I'm using PowerShell more and more as an efficient MES Engineering tool recently and find it very convenient compared to writing codes in C# or VB Scripts. I've started to believe that PowerShell should go to our standard MES Engineer technical interview questions.
Ease of work with XML files, SQL Databases and Excel spreadsheets along with ability to write C# codes whenever required is increasing efficiency in MES mass configuration tasks.
Also the fact that windows have PowerShell pre-installed means I won't need to compile .exe and copy across to my server which is sometimes time-wasting with all security policies in place.
In slow Remote Desktop connections, the "less ceremony, more necessity" approach of PowerShell reveals it's value
I've already started collecting my personal arsenal of PowerShell cmdlets in Evernote and have Evernote on mobile devices and tablets installed. Shortness of PowerShell scripts means re-typing them won't be too much in case I can't copy&paste (e.g. having clipboard disabled on Citrix environments or being on a customer laptop not connected to any network or simply messed up clip-board in nested RDP sessions)




Monday, June 3, 2013

I've been designing and implementing MES solutions using Ampla pacakge by Schneider Electric for more than two years.
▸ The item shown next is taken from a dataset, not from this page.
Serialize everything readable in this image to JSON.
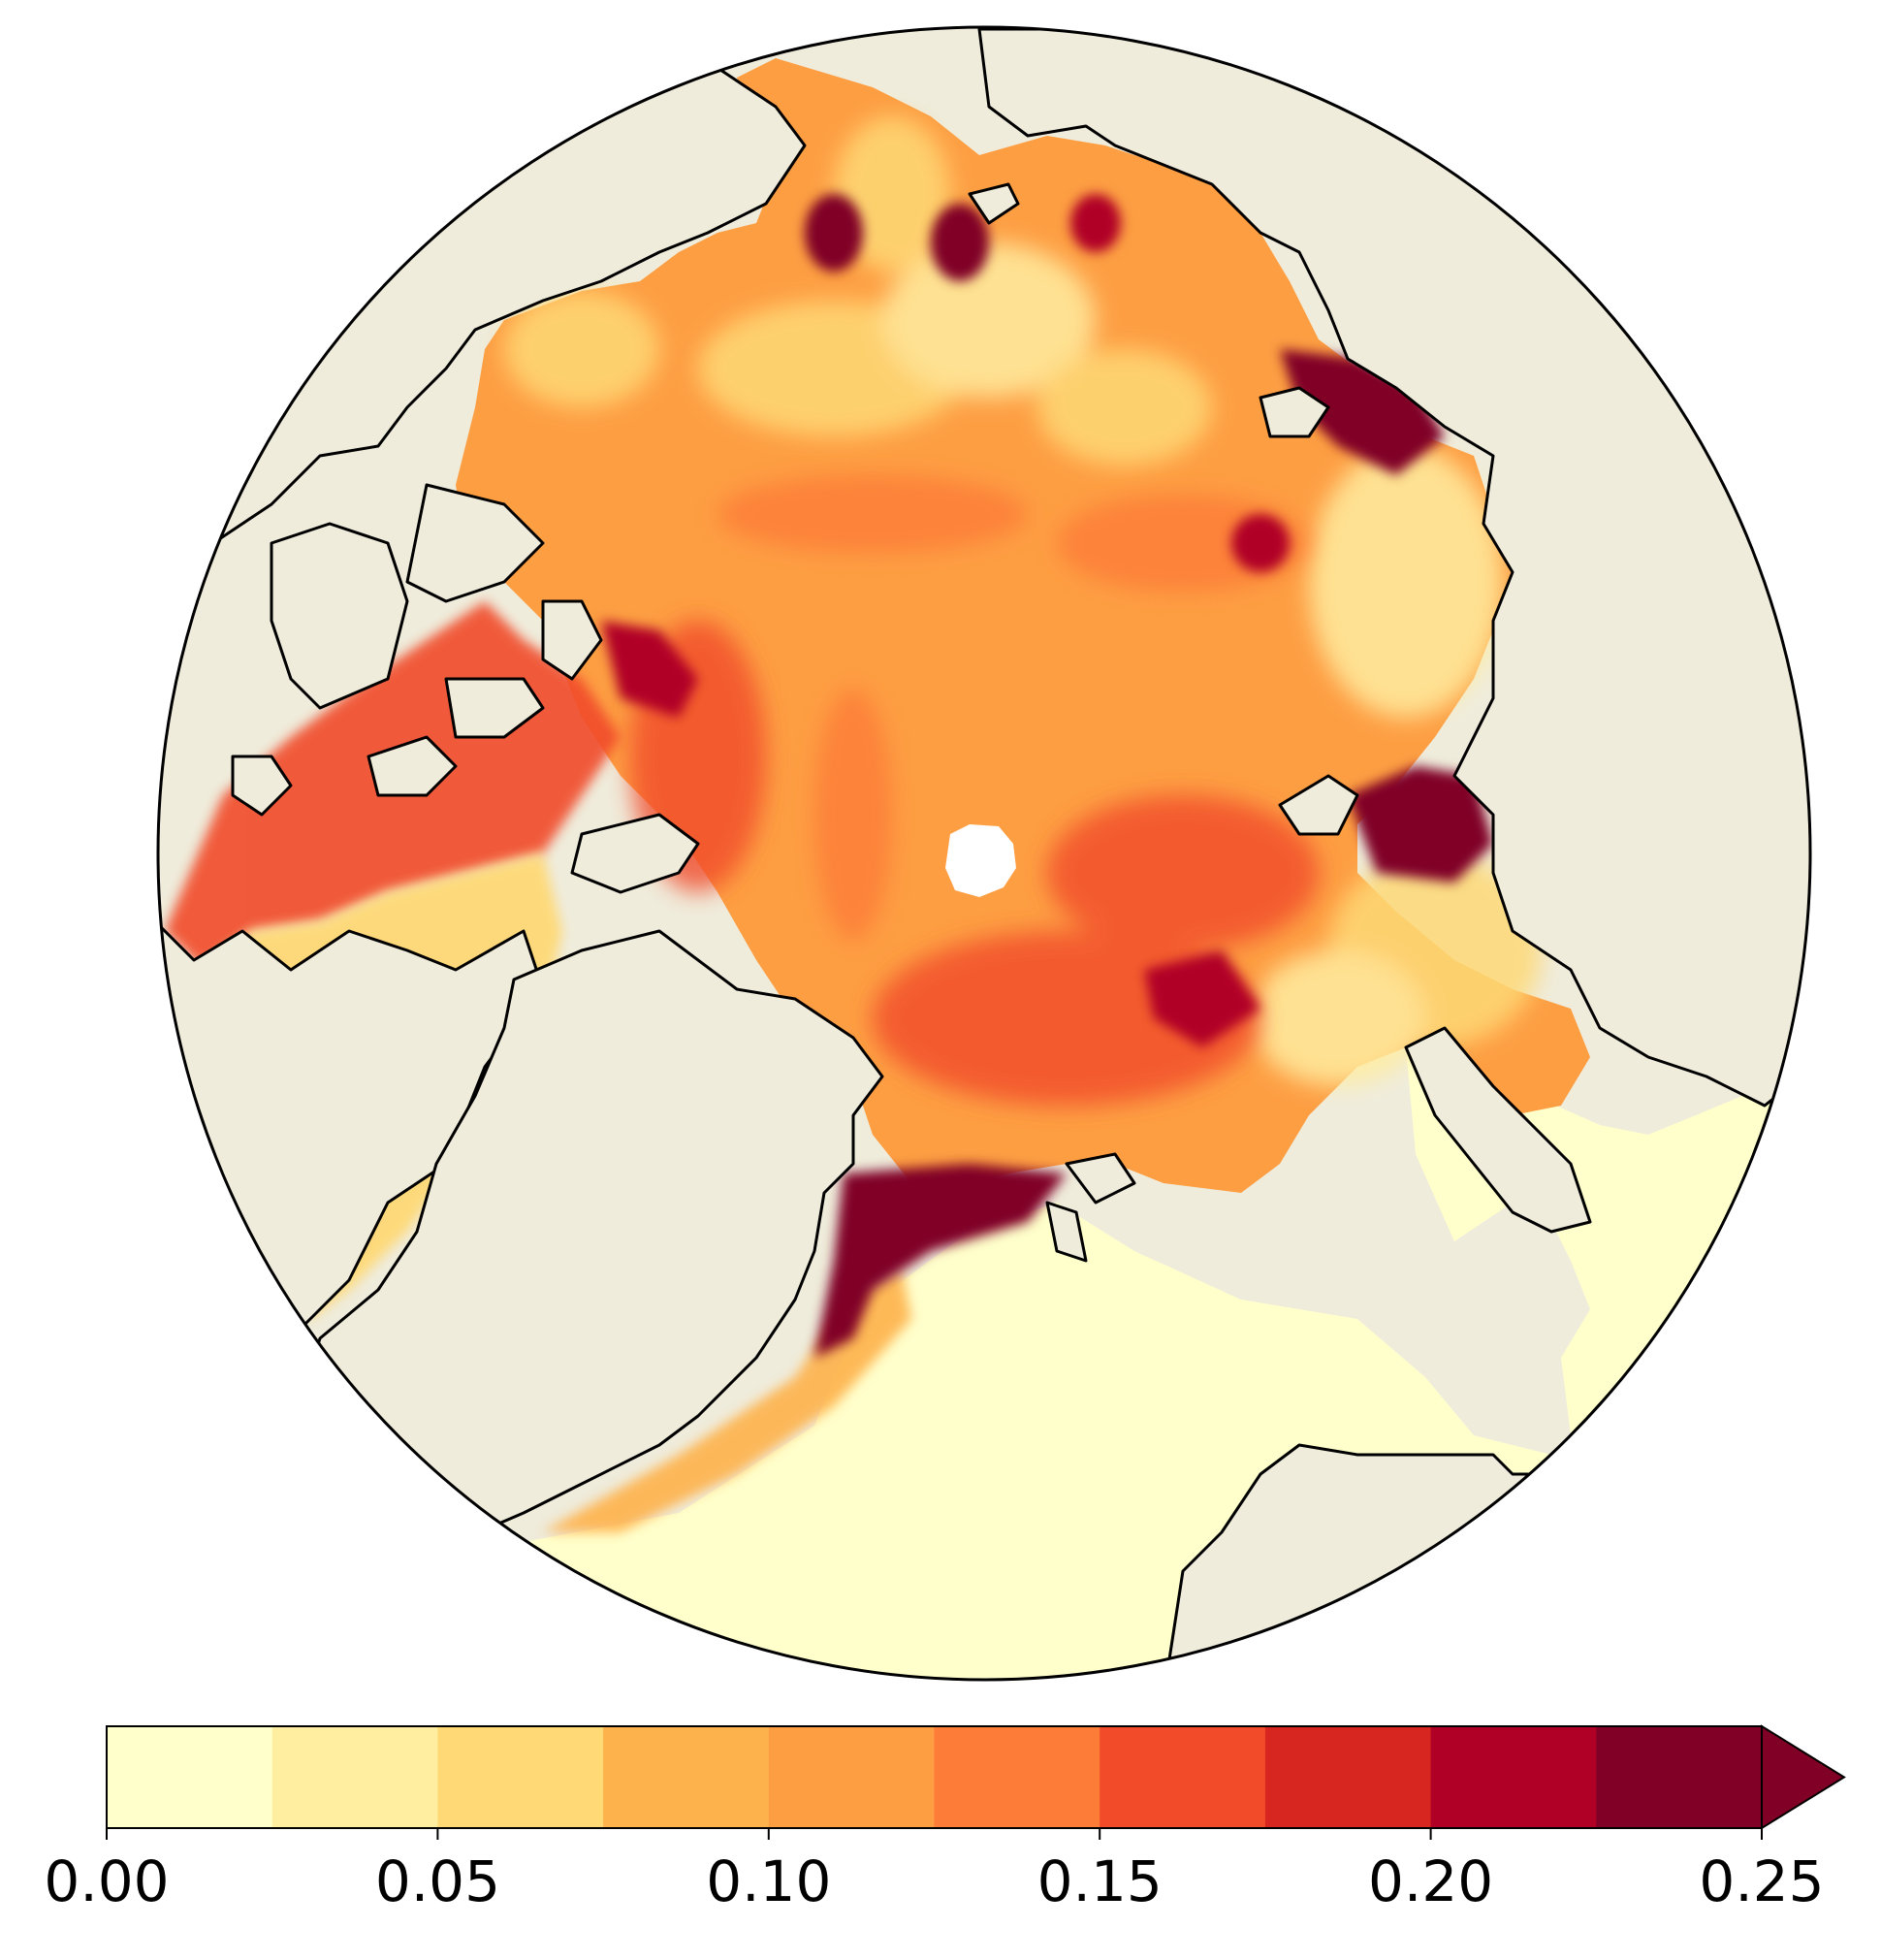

Ampla is a product originally developed by developers in Citect before acquisition of Citect by Schneider Electric. The main idea behind Ampla has been progressive creation of records from historical data such as a weightometer or status tags and then add user edit these records and do ad-hoc charting with them.
of course this is an extreme simplification of current version of product, but that main original concept almost has been maintained through every new feature or module later added to the original product.
In a very simple Ampla system that records production of a plant, records are created every hour which will contain total tonnes produced in that hour and each record will have a field that will capture the Crew operating the plant in that hour.
Later users can confirm and edit these records and create an ad-hoc on the fly bar of production grouped by each Crew for a period of time.
 
I can write pages about how Ampla has tried creation of these records and reporting based on them easier.
The Question I would like to ask is, how comman this pattern is in other MES products? Is this a dominant design for all MES softwares trying to do similar task?